Chloroquine treatment for uncomplicated childhood malaria in an area with drug resistance: Early treatment failure aggravates anaemia
Pathology (East Africa)
Childhood anaemia is a major public health problem in malaria holoendemic areas. We assessed the effects of antimalarial treatment in an area with drug-resistant falciparum malaria on haemoglobin levels in small children by applying the 1996 World Health Organization in vivo method for the evaluation of standard chloroquine treatment at the community level. In Fukayosi village, coastal Tanzania, 117 children aged 5-36 months with clinical malaria episodes were treated with chloroquine syrup (25 mg/kg). Early treatment failure (ETF) occurred in 20% and late treatment failure (LTF) in 22% of cases.
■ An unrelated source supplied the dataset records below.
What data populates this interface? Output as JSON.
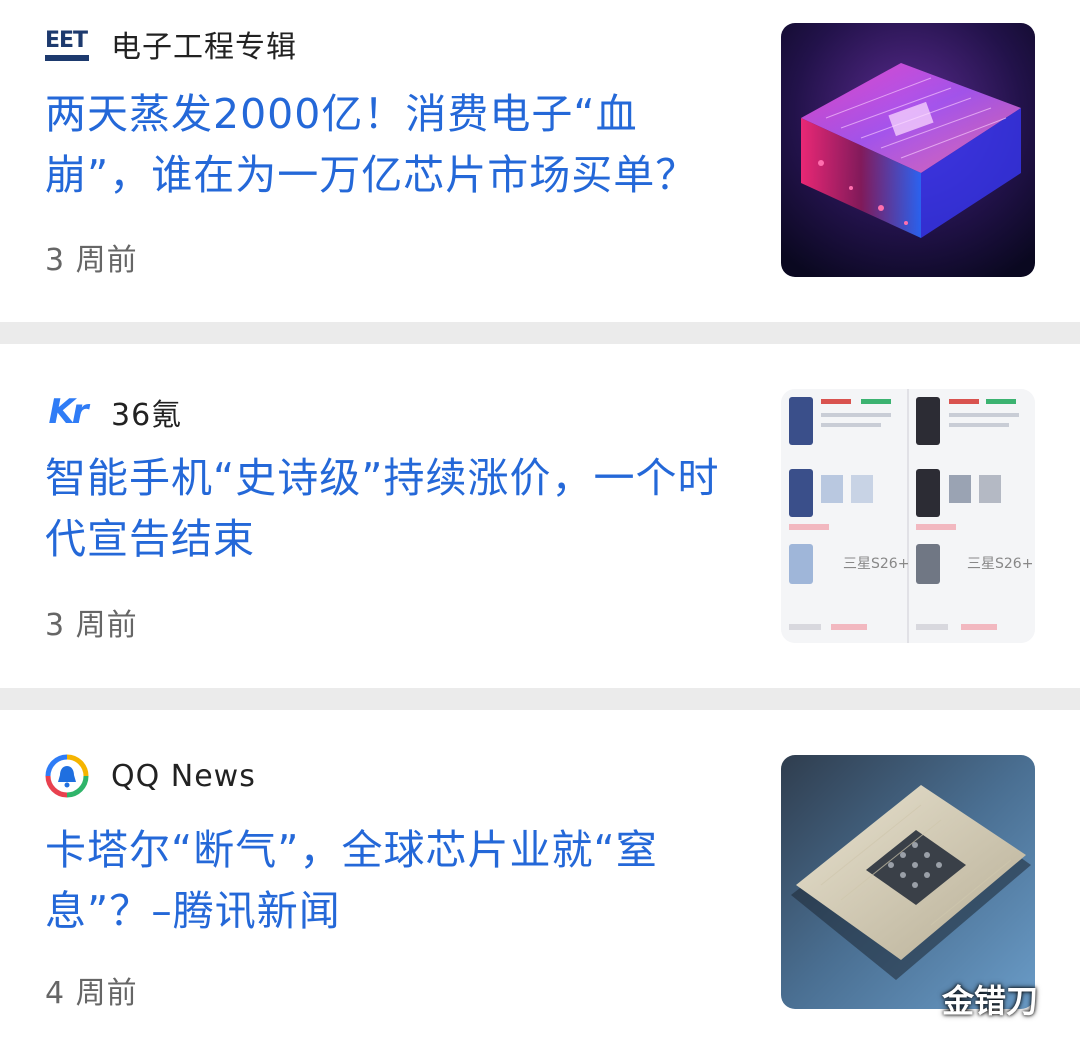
{
  "feed": {
    "items": [
      {
        "source_name": "电子工程专辑",
        "source_logo_icon": "eet-logo-icon",
        "logo_text": "EET",
        "title": "两天蒸发2000亿！消费电子“血崩”，谁在为一万亿芯片市场买单？",
        "age": "3 周前",
        "thumbnail_icon": "glowing-chip-image"
      },
      {
        "source_name": "36氪",
        "source_logo_icon": "36kr-logo-icon",
        "logo_text": "Kr",
        "title": "智能手机“史诗级”持续涨价，一个时代宣告结束",
        "age": "3 周前",
        "thumbnail_icon": "phone-price-screenshot-image",
        "thumbnail_labels": [
          "三星S26+",
          "三星S26+"
        ]
      },
      {
        "source_name": "QQ News",
        "source_logo_icon": "qq-news-logo-icon",
        "title": "卡塔尔“断气”，全球芯片业就“窒息”？–腾讯新闻",
        "age": "4 周前",
        "thumbnail_icon": "cpu-chip-image"
      }
    ]
  },
  "watermark": "金错刀",
  "colors": {
    "title": "#2468d8",
    "source": "#222222",
    "age": "#666666",
    "separator": "#ebebeb",
    "kr_blue": "#2f7cf6"
  }
}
Age > 1 year and malnutrition were protective factors against ETF. The evidence that chloroquine treatment could not prevent an exacerbation of anaemia was (i) the fact that the fall in haemoglobin level after 72 h was significantly greater in ETF than in children with LTF and an adequate clinical response, and (ii) the absence of any haematological improvement at follow-up in children receiving chloroquine alone, even in true treatment successes. In contrast, pyrimethamine/sulfadoxine administered to treatment failures improved the haemoglobin level significantly > 21 d after treatment started (mean difference 14 g/L, 95% confidence interval 2.1-27). We conclude that, when chloroquine treatment of childhood malaria is associated with a 20% ETF rate, the haemoglobin response is unsatisfactory and there is a need to change the recommended first-line treatment.
Transactions of the Royal Society of Tropical Medicine and Hygiene
(1998). Chloroquine treatment for uncomplicated childhood malaria in an area with drug resistance: Early treatment failure aggravates anaemia. Transactions of the Royal Society of Tropical Medicine and Hygiene, 92(5), 556-560.